Automatic acquisition of names using speak and spell mode in spoken dialogue systems

  • Authors:
  • Grace Chung;Stephanie Seneff;Chao Wang

  • Affiliations:
  • Corporation for National Research Initiatives, Reston, VA;MIT Laboratory for Computer Science, Cambridge, MA;MIT Laboratory for Computer Science, Cambridge, MA

  • Venue:
  • NAACL '03 Proceedings of the 2003 Conference of the North American Chapter of the Association for Computational Linguistics on Human Language Technology - Volume 1
  • Year:
  • 2003

Quantified Score

Hi-index 0.00

Visualization

Abstract

This paper describes a novel multi-stage recognition procedure for deducing the spelling and pronunciation of an open set of names.

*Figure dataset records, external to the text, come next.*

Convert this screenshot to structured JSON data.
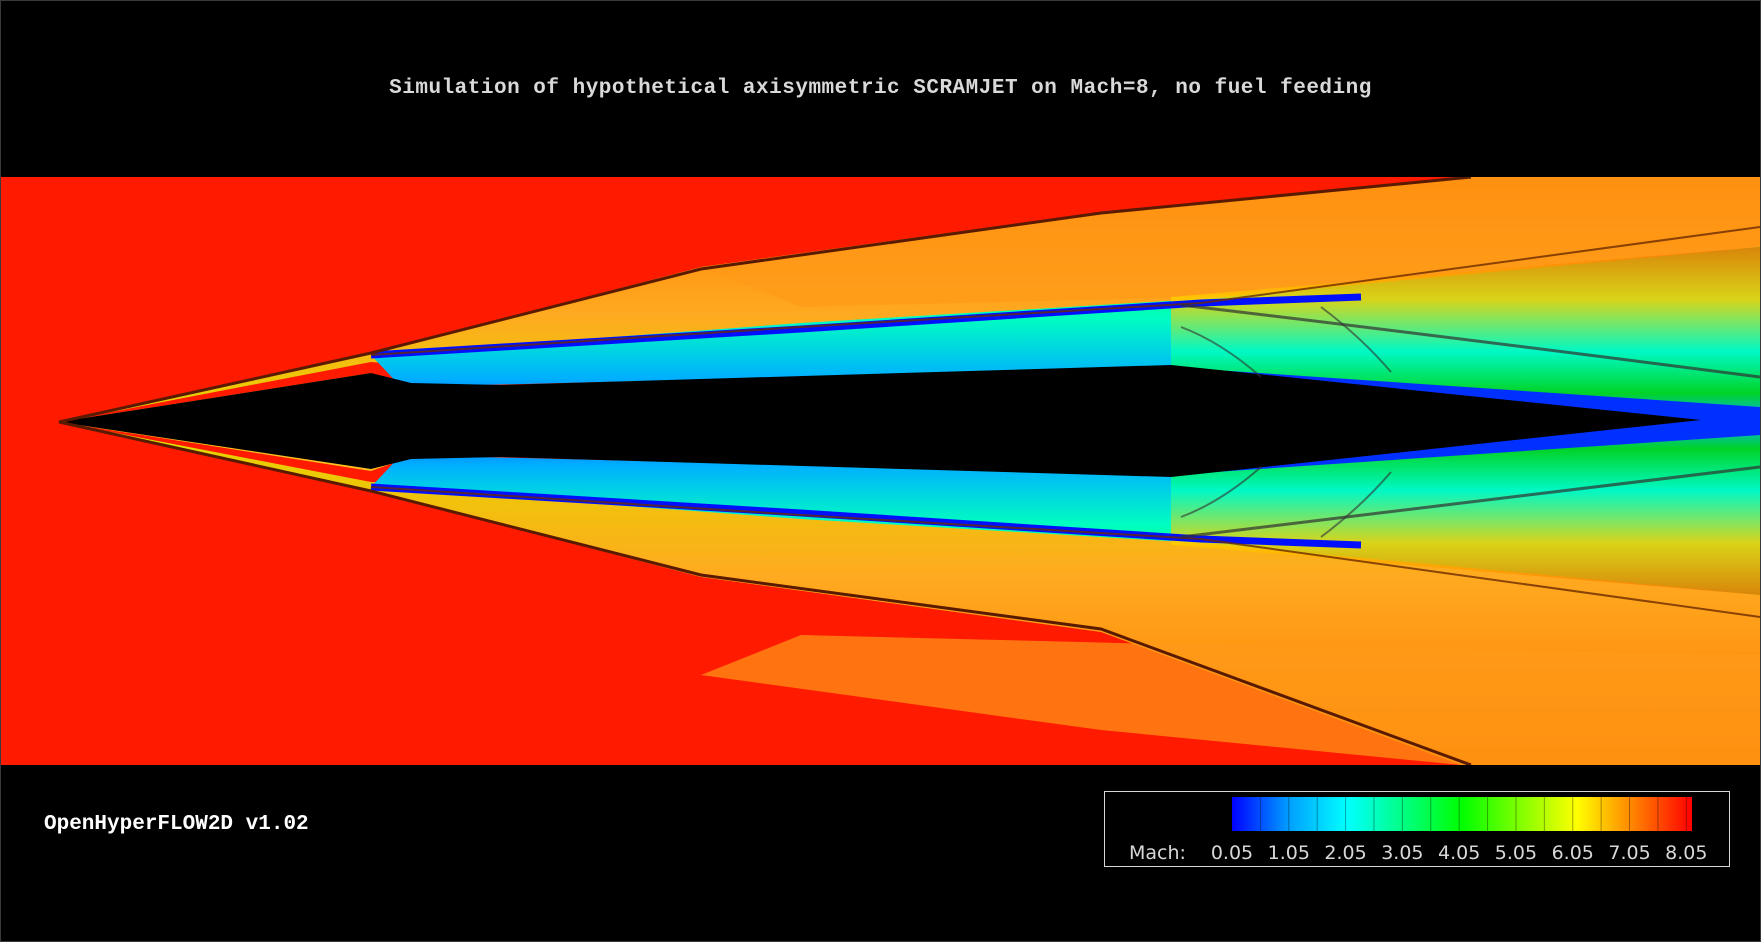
{
  "title": "Simulation of hypothetical axisymmetric SCRAMJET on Mach=8, no fuel feeding",
  "brand": "OpenHyperFLOW2D v1.02",
  "colorbar": {
    "label": "Mach:",
    "ticks": [
      "0.05",
      "1.05",
      "2.05",
      "3.05",
      "4.05",
      "5.05",
      "6.05",
      "7.05",
      "8.05"
    ],
    "range": [
      0.05,
      8.05
    ],
    "colors": [
      "#0000ff",
      "#00a0ff",
      "#00ffff",
      "#00ff80",
      "#00ff00",
      "#80ff00",
      "#ffff00",
      "#ff8000",
      "#ff0000"
    ]
  },
  "field": {
    "freestream_color": "#ff1a00",
    "body_color": "#000000"
  }
}
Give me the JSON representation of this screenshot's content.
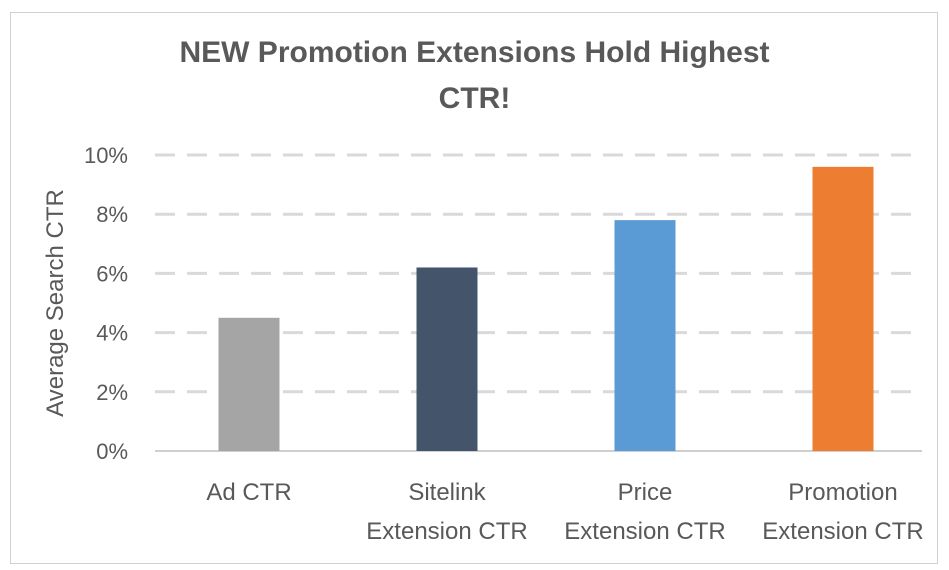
{
  "chart_data": {
    "type": "bar",
    "title_lines": [
      "NEW Promotion Extensions Hold Highest",
      "CTR!"
    ],
    "ylabel": "Average Search CTR",
    "xlabel": "",
    "categories": [
      [
        "Ad CTR"
      ],
      [
        "Sitelink",
        "Extension CTR"
      ],
      [
        "Price",
        "Extension CTR"
      ],
      [
        "Promotion",
        "Extension CTR"
      ]
    ],
    "values": [
      4.5,
      6.2,
      7.8,
      9.6
    ],
    "colors": [
      "#a5a5a5",
      "#44546a",
      "#5b9bd5",
      "#ed7d31"
    ],
    "ylim": [
      0,
      10
    ],
    "yticks": [
      {
        "value": 0,
        "label": "0%"
      },
      {
        "value": 2,
        "label": "2%"
      },
      {
        "value": 4,
        "label": "4%"
      },
      {
        "value": 6,
        "label": "6%"
      },
      {
        "value": 8,
        "label": "8%"
      },
      {
        "value": 10,
        "label": "10%"
      }
    ],
    "grid": true,
    "gridline_color": "#d9d9d9",
    "axis_color": "#bfbfbf"
  }
}
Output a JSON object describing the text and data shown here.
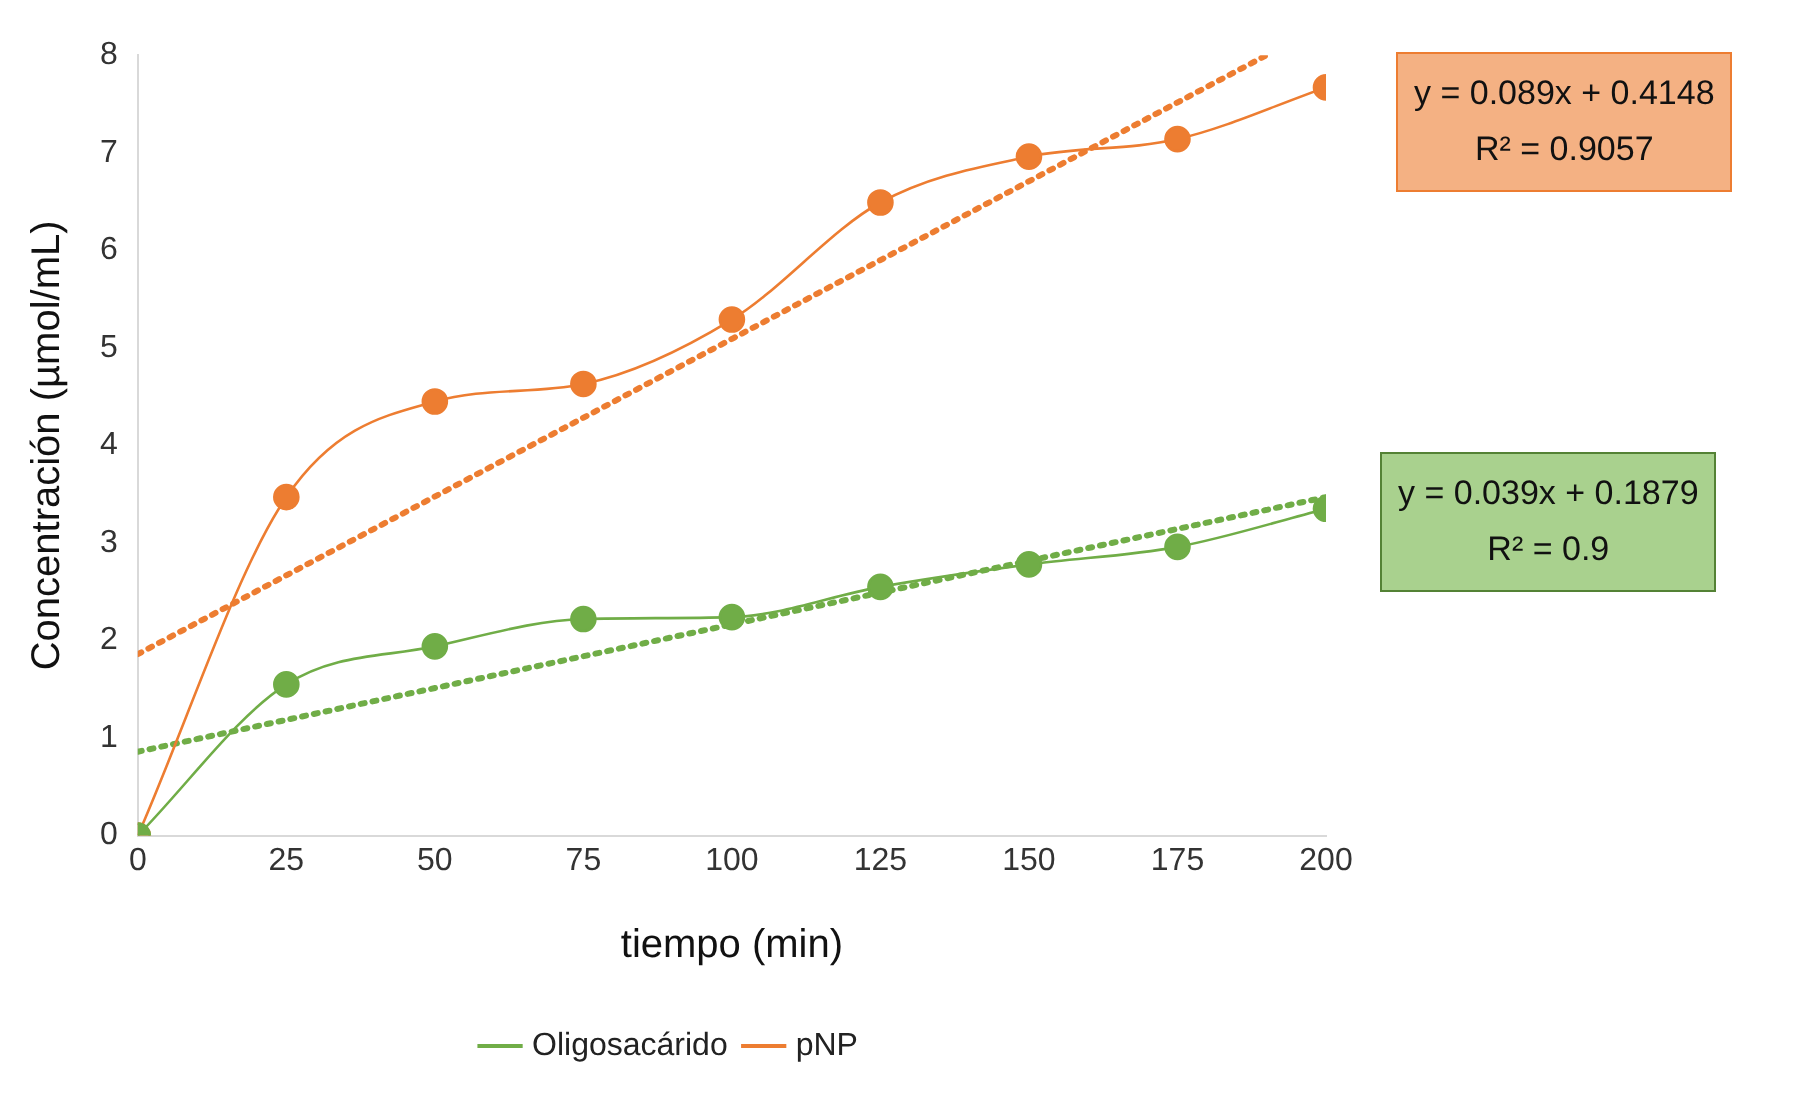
{
  "chart_data": {
    "type": "line",
    "xlabel": "tiempo (min)",
    "ylabel": "Concentración (µmol/mL)",
    "xlim": [
      0,
      200
    ],
    "xticks": [
      0,
      25,
      50,
      75,
      100,
      125,
      150,
      175,
      200
    ],
    "ylim": [
      0,
      8
    ],
    "yticks": [
      0,
      1,
      2,
      3,
      4,
      5,
      6,
      7,
      8
    ],
    "grid": false,
    "legend": "bottom",
    "marker": "circle",
    "series": [
      {
        "name": "Oligosacárido",
        "color": "#70ad47",
        "x": [
          0,
          25,
          50,
          75,
          100,
          125,
          150,
          175,
          200
        ],
        "values": [
          0,
          1.55,
          1.94,
          2.22,
          2.24,
          2.55,
          2.78,
          2.96,
          3.35
        ]
      },
      {
        "name": "pNP",
        "color": "#ed7d31",
        "x": [
          0,
          25,
          50,
          75,
          100,
          125,
          150,
          175,
          200
        ],
        "values": [
          0,
          3.47,
          4.45,
          4.63,
          5.29,
          6.49,
          6.96,
          7.14,
          7.67
        ]
      },
      {
        "type": "line",
        "color": "#70ad47",
        "line_style": "dotted",
        "marker": "none",
        "x": [
          0,
          200
        ],
        "values": [
          0.86,
          3.47
        ]
      },
      {
        "type": "line",
        "color": "#ed7d31",
        "line_style": "dotted",
        "marker": "none",
        "x": [
          0,
          190
        ],
        "values": [
          1.86,
          8
        ]
      }
    ],
    "annotations": [
      "y = 0.089x + 0.4148\nR² = 0.9057",
      "y = 0.039x + 0.1879\nR² = 0.9"
    ]
  }
}
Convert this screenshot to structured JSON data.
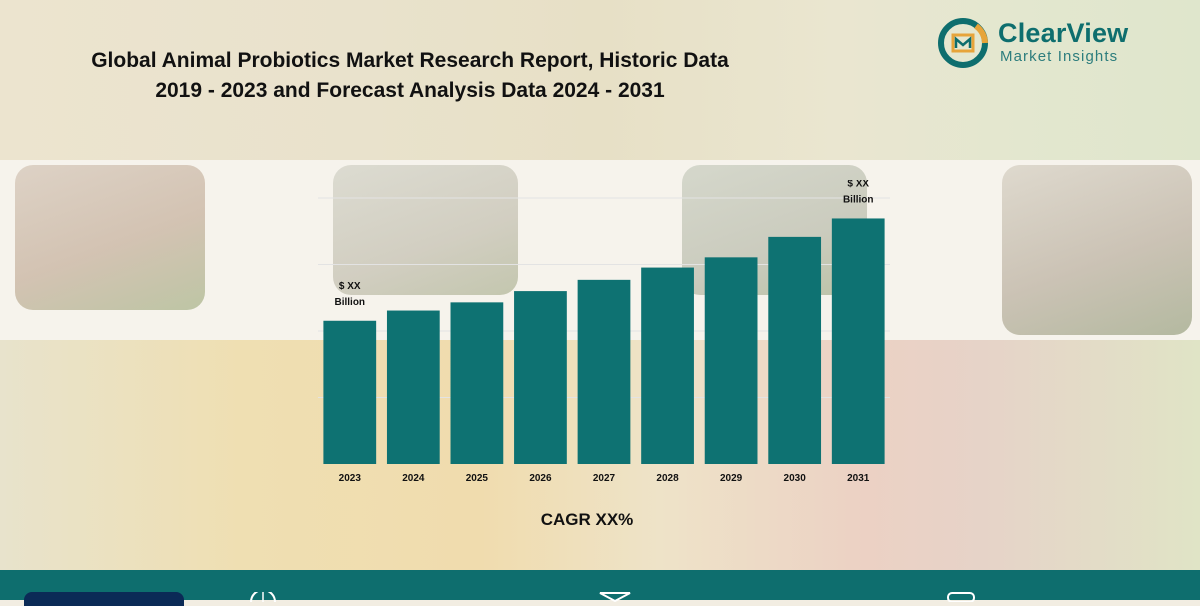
{
  "header": {
    "title_line1": "Global Animal Probiotics Market Research Report, Historic Data",
    "title_line2": "2019 - 2023 and Forecast Analysis Data 2024 - 2031"
  },
  "logo": {
    "name": "ClearView",
    "subtitle": "Market Insights"
  },
  "colors": {
    "bar": "#0e7272",
    "brand": "#0e6e6e",
    "footer_pill": "#0b2a56"
  },
  "chart_data": {
    "type": "bar",
    "categories": [
      "2023",
      "2024",
      "2025",
      "2026",
      "2027",
      "2028",
      "2029",
      "2030",
      "2031"
    ],
    "values": [
      140,
      150,
      158,
      169,
      180,
      192,
      202,
      222,
      240
    ],
    "ylim": [
      0,
      260
    ],
    "grid": true,
    "annotations": [
      {
        "category": "2023",
        "lines": [
          "$ XX",
          "Billion"
        ]
      },
      {
        "category": "2031",
        "lines": [
          "$ XX",
          "Billion"
        ]
      }
    ],
    "footnote": "CAGR XX%"
  },
  "icons": [
    "clearview-logo-icon",
    "globe-icon",
    "mail-icon",
    "phone-icon"
  ]
}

The overall goal is the automatic acquisition of unknown words in a human computer conversational system. The names are spoken and spelled in a single utterance, achieving a concise and natural dialogue flow. The first recognition pass extracts letter hypotheses from the spelled part of the waveform and maps them to phonemic hypotheses via a hierarchical sublexical model capable of generating graphemephoneme mappings. A second recognition pass determines the name by combining information from the spoken and spelled part of the waveform, augmented with language model constraints. The procedure is integrated into a spoken dialogue system where users are asked to enroll their names for the first time. The acquisition process is implemented in multiple parallel threads for real-time operation. Subsequent to inducing the spelling and pronunciation of a new name, a series of operations automatically updates the recognition and natural language systems to immediately accommodate the new word. Experiments show promising results for letter and phoneme accuracies on a preliminary dataset.